Established by her mother, Kathleen (Kit) Ryan in 1936, its business built up during the 1930s and 1940s, flourished in the early years of US tourism in Ireland in the 1950s and 1960s and was further developed by exports to the US and later the cultivation of European and Japanese markets.
Passionate about the preservation and promotion of Irish heritage homespuns in natural fibres like linen and wool, Kitty was devoted, like her mother, to encouraging both tradition and modernity and she gave an identity and status to her knitters and weavers, particularly talented craftworkers like Maggie Dirrane on the Aran Islands, who created the famous crios hat.
In her recently published history of Cleo, Hilary O’Kelly of NCAD points out that its crafts were nurtured as much for their creative as their social value – Kitty regarded what she sold not as “product” but as the work of “gifted makers”.
‘Arcadian’
Her independent stance set her aside from the wider sweep of commercial policy in Ireland at the time – speaking at the launch of O’Kelly’s book, Dr Margaret MacCurtain alluded to Kitty’s “Arcadian” vision.
Kitty's mother, Kit Crowe, a skilled needleworker from Dundrum, Co Tipperary, came to Dublin in 1912 to work in Switzers department store.
Following her marriage to Bryan Ryan, also from a farming family, she acquired a shop called Cleo in Grafton Street, later moving to the basement of a Georgian building in Molesworth Street.
Kitty began training as a nurse in 1949 but eventually quit her studies to help her mother “and a love affair began”. She would travel up and down to Galway sourcing shawls, bainin jackets and knitwear for the shop. Her children remember that even family camping holidays always had a business agenda.

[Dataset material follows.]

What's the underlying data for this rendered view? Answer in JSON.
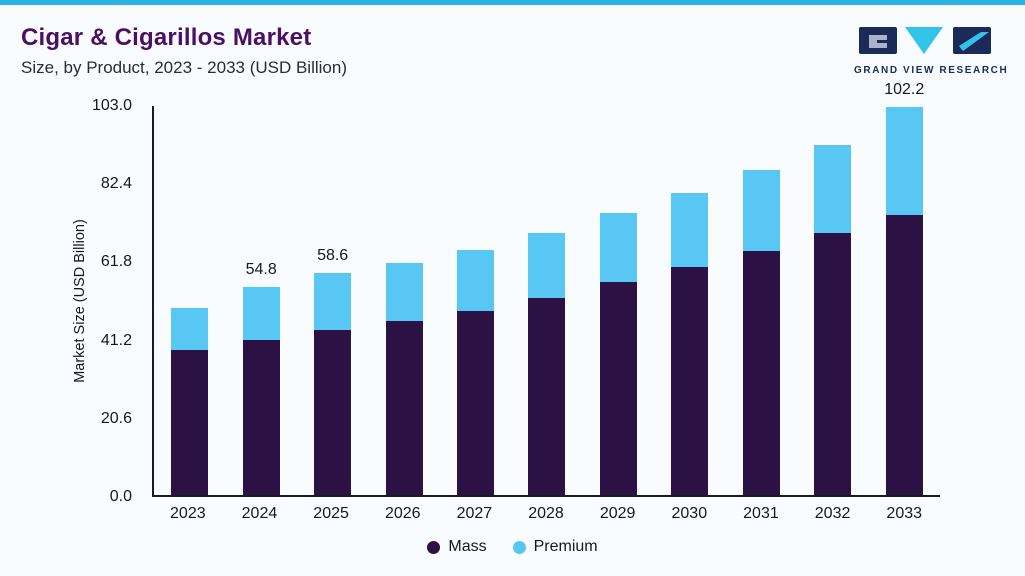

Well known for fastidious quality standards and also for her then advanced ideas about healthy eating and organic food, Kitty found new markets in the US. She had married Tom Joyce in 1961, a farmer from Mayo living in Dublin, and was rearing a growing family of six in Mount Seskin in Saggart as well as running the shop. It was Tom who encouraged her to buy the Kildare Street premises close to the Shelbourne Hotel in 1974 for £45,000.
Star-studded clientele
Over the years Cleo’s reputation spread far beyond Kildare Street and attracted a star-studded clientele that included
Christian Dior
. Fans of its knitwear and tweeds have included
Marilyn Monroe
,
Steven Spielberg
and John and Ricki Huston as well as Sean O’Casey and
Seamus Heaney
. Kitty’s daughters Sarah and Helen now continue the family tradition of promoting small-scale sustainable production that was her driving passion in life.
She is survived by her husband, Tom, daughters Mary, Helen, and Sarah and sons Bryan, Mark and Stephen.